Communication partout, journalisme nulle part ?

 

Absence d’enquête de terrain, «people-isation», perte de neutralité au profit d’un genre de militantisme, enquêtes à charge, dépendance totale envers la communication des agences gouvernementales et des industries, le journalisme tel que défini il y a 50 ans dans la Déclaration de Munich est en train de disparaître sous nos yeux, éclipsé par un «fact-checking» général aussi superficiel que biaisé.

 

Communication partout, journalisme nulle part ? Telle pourrait être une des formules – volontairement un peu provocatrice – aidant à problématiser l’évolution du journalisme contemporain dans un pays comme la France.
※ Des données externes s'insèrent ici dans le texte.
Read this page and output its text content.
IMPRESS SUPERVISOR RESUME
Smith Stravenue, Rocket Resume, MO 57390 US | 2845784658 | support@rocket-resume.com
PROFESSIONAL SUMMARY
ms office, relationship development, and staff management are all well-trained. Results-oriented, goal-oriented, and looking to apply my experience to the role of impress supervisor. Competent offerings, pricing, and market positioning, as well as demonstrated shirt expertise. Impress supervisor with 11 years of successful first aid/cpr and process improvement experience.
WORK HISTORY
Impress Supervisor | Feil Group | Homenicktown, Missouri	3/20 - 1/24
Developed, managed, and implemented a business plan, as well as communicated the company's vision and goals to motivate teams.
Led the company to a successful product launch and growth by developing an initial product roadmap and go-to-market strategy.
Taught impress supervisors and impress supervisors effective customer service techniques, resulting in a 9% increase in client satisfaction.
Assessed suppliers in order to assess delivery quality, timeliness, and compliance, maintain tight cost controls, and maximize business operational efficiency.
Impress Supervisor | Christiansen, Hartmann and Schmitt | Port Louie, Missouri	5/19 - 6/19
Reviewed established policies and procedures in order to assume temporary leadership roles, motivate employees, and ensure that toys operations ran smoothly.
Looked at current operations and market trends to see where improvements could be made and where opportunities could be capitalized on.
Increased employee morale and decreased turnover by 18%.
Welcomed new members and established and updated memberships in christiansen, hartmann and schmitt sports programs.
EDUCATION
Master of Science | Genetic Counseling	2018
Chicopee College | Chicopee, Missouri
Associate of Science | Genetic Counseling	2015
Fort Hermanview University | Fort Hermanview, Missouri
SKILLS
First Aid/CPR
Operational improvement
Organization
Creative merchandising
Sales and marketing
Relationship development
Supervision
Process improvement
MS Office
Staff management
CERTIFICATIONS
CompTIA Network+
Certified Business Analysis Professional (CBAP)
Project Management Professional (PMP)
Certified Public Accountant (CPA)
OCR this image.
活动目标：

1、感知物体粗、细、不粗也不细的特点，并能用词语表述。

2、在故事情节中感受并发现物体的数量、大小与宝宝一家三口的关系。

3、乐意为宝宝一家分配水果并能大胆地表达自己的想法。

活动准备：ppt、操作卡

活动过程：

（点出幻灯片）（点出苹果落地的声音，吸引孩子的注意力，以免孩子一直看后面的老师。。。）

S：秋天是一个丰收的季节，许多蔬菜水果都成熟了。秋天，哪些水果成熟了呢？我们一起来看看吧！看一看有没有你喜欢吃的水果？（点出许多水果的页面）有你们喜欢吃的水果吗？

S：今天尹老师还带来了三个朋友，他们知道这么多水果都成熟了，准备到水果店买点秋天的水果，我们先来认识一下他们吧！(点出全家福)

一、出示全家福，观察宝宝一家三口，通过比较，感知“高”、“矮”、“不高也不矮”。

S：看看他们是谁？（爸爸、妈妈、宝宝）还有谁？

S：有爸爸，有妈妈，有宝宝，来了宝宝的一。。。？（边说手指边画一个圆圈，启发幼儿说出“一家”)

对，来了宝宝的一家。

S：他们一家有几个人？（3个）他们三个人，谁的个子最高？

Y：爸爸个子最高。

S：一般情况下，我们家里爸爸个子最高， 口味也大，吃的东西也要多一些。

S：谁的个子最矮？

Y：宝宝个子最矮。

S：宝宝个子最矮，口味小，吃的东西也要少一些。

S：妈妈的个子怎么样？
Le problème était déjà résumé en 2014 par Christine Leteinturier (Université Paris 2) : « Le champ du journalisme est, en France, l’espace où l’affrontement entre information et communication est sans doute le plus fort. (…) L’émergence d’un ‘journalisme de communication’ au tournant des années 1990, consolidé par l’expansion rapide du Web, fragilise cette position d’indépendance des journalistes dans un univers médiatique désormais très largement dominé par des enjeux commerciaux ». Ce disant, il ne s’agit pas de critiquer quiconque en particulier, ni de mettre tout le monde dans le même panier (il y a environ 35 000 journalistes en France, dont un quart de pigistes et CDD très courts, comme le rappelait récemment le sociologue Erik Neveu), mais de réfléchir à une évolution générale. Le constat est en effet incontournable : depuis le début de la crise sanitaire, le traitement de l’information par la grande majorité des médias français ne respecte pas la plupart des principes déontologiques de la profession. Loin de jouer un quelconque rôle de contre-pouvoir, ils constituent au contraire les relais globalement très dociles, parfois même complaisants, de la communication gouvernementale. Il n’en a pas toujours été ainsi.

 

Il y a 50 ans, la Déclaration de Munich                       

 

C’est à Munich, en 1971, que les syndicats de journalistes des six pays constituant alors le marché commun européen (Allemagne, Belgique, France, Italie, Luxembourg et Pays-Bas) adoptèrent la « Déclaration des devoirs et des droits des journalistes » à l’initiative d’un journaliste français, Paul Parisot (1917-2007). Ce dernier était un homme de gauche et grand résistant, journaliste à Franc-Tireur puis à France Soir et au Matin, élu président du Syndicat des Journalistes Français en 1964, devenu l’un des principaux artisans de la création de l’Union Nationale des Syndicats de Journalistes en 1966 et enfin de la Déclaration de Munich cinq ans plus tard. Relire ce texte fondateur 50 ans plus tard s’avère une lecture nécessaire quoique peu réjouissante tant ce temps paraît lointain.

 

Dans son préambule, la Déclaration de Munich commence par affirmer que « le droit à l’information, à la libre expression et à la critique est une des libertés fondamentales de tout être humain », que ce « droit du public de connaître les faits et les opinions » détermine « l’ensemble des devoirs et des droits des journalistes » et que tout ceci « prime toute autre responsabilité, en particulier à l’égard de leurs employeurs et des pouvoirs publics ». Comme l’ont montré les historiens du journalisme tels Jean-Marie Charon (La presse en France de 1945 à nos jours, Seuil, 1991) ou Fabrice d’Almeida et Christian Delporte, Histoire des médias en France de la Grande Guerre à nos jours, Flammarion, 2003), au sortir de la guerre et de la Collaboration, Parisot et nombre de ses collègues sont particulièrement sensibles à l’emprise d’une part de la propagande des gouvernements, d’autre part de l’emprise des « puissances d’argent ». On sait que Parisot lui-même mena notamment un combat contre l’emprise croissante de l’homme politique et patron de presse Robert Hersant (1920-1996), dont le passé collaborationniste était alors dans toutes les mémoires, et dont les entreprises de presse sont aujourd’hui largement détenues par le groupe Dassault.

 

Cette Déclaration de Munich énonce les 10 devoirs que doit respecter « tout journaliste digne de ce nom », parmi lesquels ceux de :

 

« défendre la liberté de l’information, du commentaire et de la critique »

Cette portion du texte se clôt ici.